Schizophrenia is a mental illness in which an individual is unable to differentiate between fantasy and reality. This essay shall discuss the various theoretical causes of schizophrenia including; biological explanations such as genetics and chemicals in the brain, Freud`s psychodynamic explanations of the illness, and the family relationships that can worsen, or perhaps even cause schizophrenia.
Schizophrenia is quite a serious illness that affects about one per cent of the general population at some point in their lives, and may exhibit itself through a variety of symptoms. Around eighty per cent of people with the illness display ‘positive’ symptoms such as: delusions, hallucinations and disordered thinking; while the remaining twenty per cent suffer ‘negative’ symptoms such as: catatonic behaviour, loss of drive, and flattening of affect.
There has been a lot of research undertaken in to how our biology may cause us to develop schizophrenia, and it is now quite widely accepted that an individual’s genetic makeup may cause them to development schizophrenia, as the illness does have the tendency to run in families. Studies have shown that the more closely one is related to someone who already has the illness, the greater the risk of them also becoming ill. Non-identical (dizygotic) twins, who share fifty per cent of their DNA, have a seventeen per cent risk factor if their co-twin already has the illness; whereas identical (monozygotic) twins, who share one hundred per cent of their DNA, have a much larger risk factor of forty eight per cent.
The twin studies indicate that genetics do play a key role in the development of schizophrenia. However, as identical twins share one hundred per cent of their DNA, a twin should be at one hundred per cent risk, (they should ‘have’ the illness) if their twin has it. This suggests that there must be other participating causes that perhaps interact with our biology to bring on the illness. Furthermore, if genes were the sole cause of schizophrenia, it would not explain why the greater majority, (of around two thirds) of those with schizophrenia have no close relatives with the disorder.
Biochemical factors that may cause schizophrenia include the ‘dopamine hypothesis’. Dopamine is one of many neurotransmitters operating in the brain, and schizophrenics are believed to have an abnormally high number of dopamine receptor sites in the brain, thus resulting in more dopamine production, (class notes). Too much dopamine can be an effect of drugs, such as L-DOPA or amphetamines; such drugs worsen schizophrenic illnesses, and can cause schizophrenic type symptoms in otherwise healthy people.
There is supporting evidence for this hypothesis; for example, in the 1950s a selection of drugs known as anti-psychotics, were developed, which worked by reducing levels of dopamine in the brain. These drugs were very successful, and brought about substantial improvement in eighty per cent of schizophrenic patients, (those with positive symptoms).

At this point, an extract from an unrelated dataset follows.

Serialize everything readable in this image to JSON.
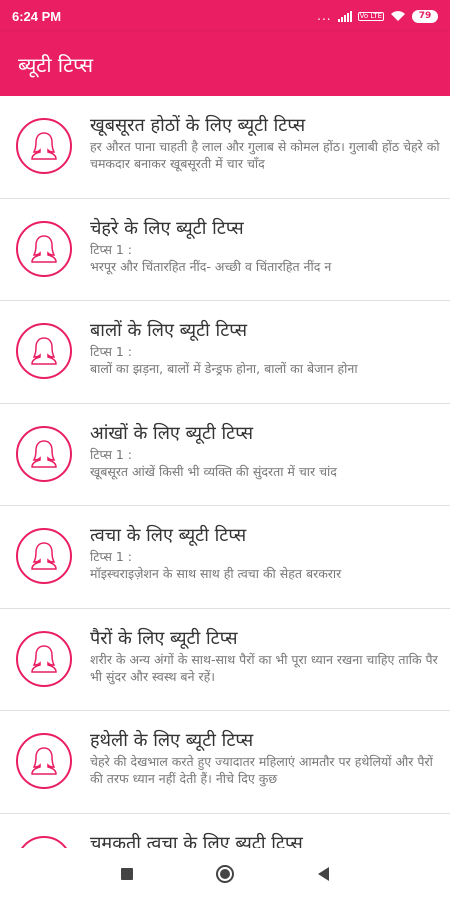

The problems with these drugs include the fact that they do not work in twenty per cent of schizophrenics; those experiencing negative symptoms. However newer drugs, such as clozapine, have proved more successful in treating the disorder, (class notes). Anti-psychotic drugs have an effect on neurotransmitters other than dopamine as well; therefore it is unlikely that high dopamine levels alone cause schizophrenia. Another criticism of the dopamine hypothesis is that dopamine is not necessarily a ’cause’ of schizophrenia, but rather it could be an ‘effect’, or symptom of the disorder.
The ‘diathesis stress model’ explains how genetic and psychological factors may interact in the formation of schizophrenia. Some individuals are born with a genetic ‘pre-disposition’ to developing the illness, however the disorder will only present itself should it be ‘triggered’ by environmental factors that cause significant stress. This would help to explain why schizophrenia normally develops in the teens and early twenties; as this is usually a very stressful time for people.
Further biological explanations of schizophrenia include brain abnormalities; for example studies using computed tomography (CT) and magnetic resonance imaging (MRI) have shown that, in comparison with healthy people, those with schizophrenia have smaller brains and larger cerebral ventricles, (Stirling and Hellewell, 1999). Such abnormalities may be the result of poor brain development, or some sort of damage; such problems, it is believed, may lead to the onset of schizophrenia.